We all know that non-native species can play havoc with our environment. Just look at the zebra mussel, or the mute swan. In March 2002, a pond in Crofton MD was found to contain at least 100 juveniles, the result of the release of two adults the previous year. They had been purchased for soup, but the owner released them instead. All were reported to be eradicated through poisoning. In 2003, one snakehead was found in a pond in Wheaton MD and the pond was subsequently drained of all water and other creatures too, but no other snakeheads were found there.

In the summer of 2004, as of August 24, at least 18 northern snakehead fish have been caught in tributaries of the Potomac River in the 14 mile stretch below Washington DC, in both Virginia and Maryland. No nests or juveniles have been found, but several have been egg-laden females. Their ages have been between 2 and 4 years old. The largest was 25 inches and weighed close to 6 pounds. Twelve of the northern snakehead fish have been caught on hook and line, the remainder have been caught with an electrofishing boat. Nine have been taken in Dogue Creek in Virginia. These fish can grow to 40 inches and weigh in at 15 pounds. The big worry is that they will decimate the upper Potomac’s native fish population, including young rockfish and largemouth bass. It has not been determined whether there is a breeding population.

Creative measures are being adopted by our government, environmentalists and private enterprise to locate and eradicate the northern snakehead, and now, you too can help. If you missed one of the several snakehead fishing tournaments this summer, you can still get in on the action (till Oct. 31) through the “Snakehead Reward” program sponsored by Bass Pro Shops Outdoor World and the Maryland Department of Natural Resources (DNR). All you have to do when you catch one is to kill it humanely with a blow to the head, ice it down, and deliver it to the Hanover, Maryland Bass Pro Shops Outdoor World (7000 Arundel Mills Cir. (Exit 10A off Route 100 at Route I-295).

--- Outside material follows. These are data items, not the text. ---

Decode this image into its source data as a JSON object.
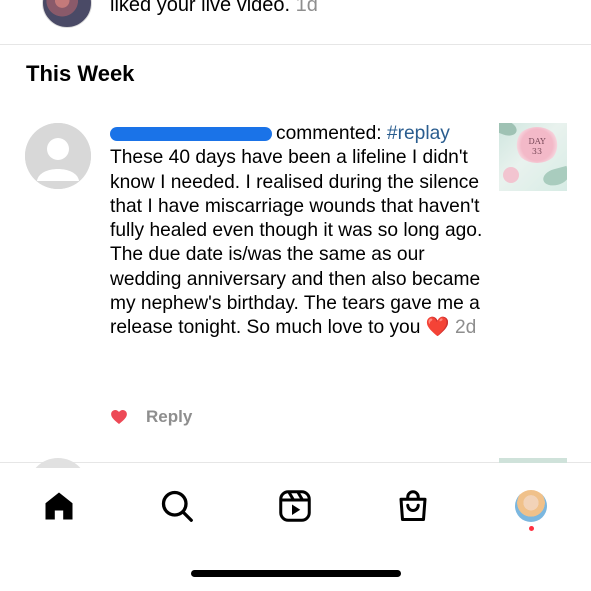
{
  "previous_item": {
    "text": "liked your live video.",
    "time": "1d"
  },
  "section": {
    "title": "This Week"
  },
  "notification": {
    "action": "commented:",
    "hashtag": "#replay",
    "comment": "These 40 days have been a lifeline I didn't know I needed.  I realised during the silence that I have miscarriage wounds that haven't fully healed even though it was so long ago. The due date is/was the same as our wedding anniversary and then also became my nephew's birthday. The tears gave me a release tonight. So much love to you",
    "emoji": "❤️",
    "time": "2d",
    "thumbnail_text": "DAY 33",
    "reply_label": "Reply"
  },
  "tabbar": {
    "items": [
      "home-icon",
      "search-icon",
      "reels-icon",
      "shop-icon",
      "profile-avatar"
    ],
    "notification_dot_color": "#ff3040"
  },
  "colors": {
    "hashtag": "#2a5d8f",
    "secondary_text": "#8e8e8e",
    "like_heart": "#ed4956"
  }
}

It must be caught with a hook and line, with legal fishing methods by a licensed angler. It must also be reported to the DNR or other resource management agency (see below). You will receive a gift card in the following amounts: $10 for Snakeheads under 12 inches, $25 for Snakeheads 13 to 24 inches, $50 for Snakeheads over 24 inches, and the DNR will give you a “Snakehead Wrangler” cap. They ask that you please do not release a northern snakehead fish should you catch one.

If you are unable to deliver your humanely killed and iced snakehead to the Bass Pro Shop Outdoor World in Hanover, you are asked to save the fish and notify one of the following to report your catch: VA Department of Game and Inland Fisheries: 800 770 4951 (in VA), 804 367 1258 (from out of state); or the Maryland Department of Natural Resources: 410 260 8320 (in MD), 877 520 8DNR, ext 8230 (out of state, toll free). They will want to test the fish for sex and age. This information is posted on numerous signs at marinas around the Potomac River.

Not all snakehead fish are of the northern variety. Many species are tropical aquarium fish, albeit illegal, and kept as pets. It is feared that pet owners will release more into US waterways rather kill them. Some ideas being discussed are to allow aquarium owners to keep their pet fish now in captivity, and to hand out recipes to promote catching and eating snakeheads already in the wild.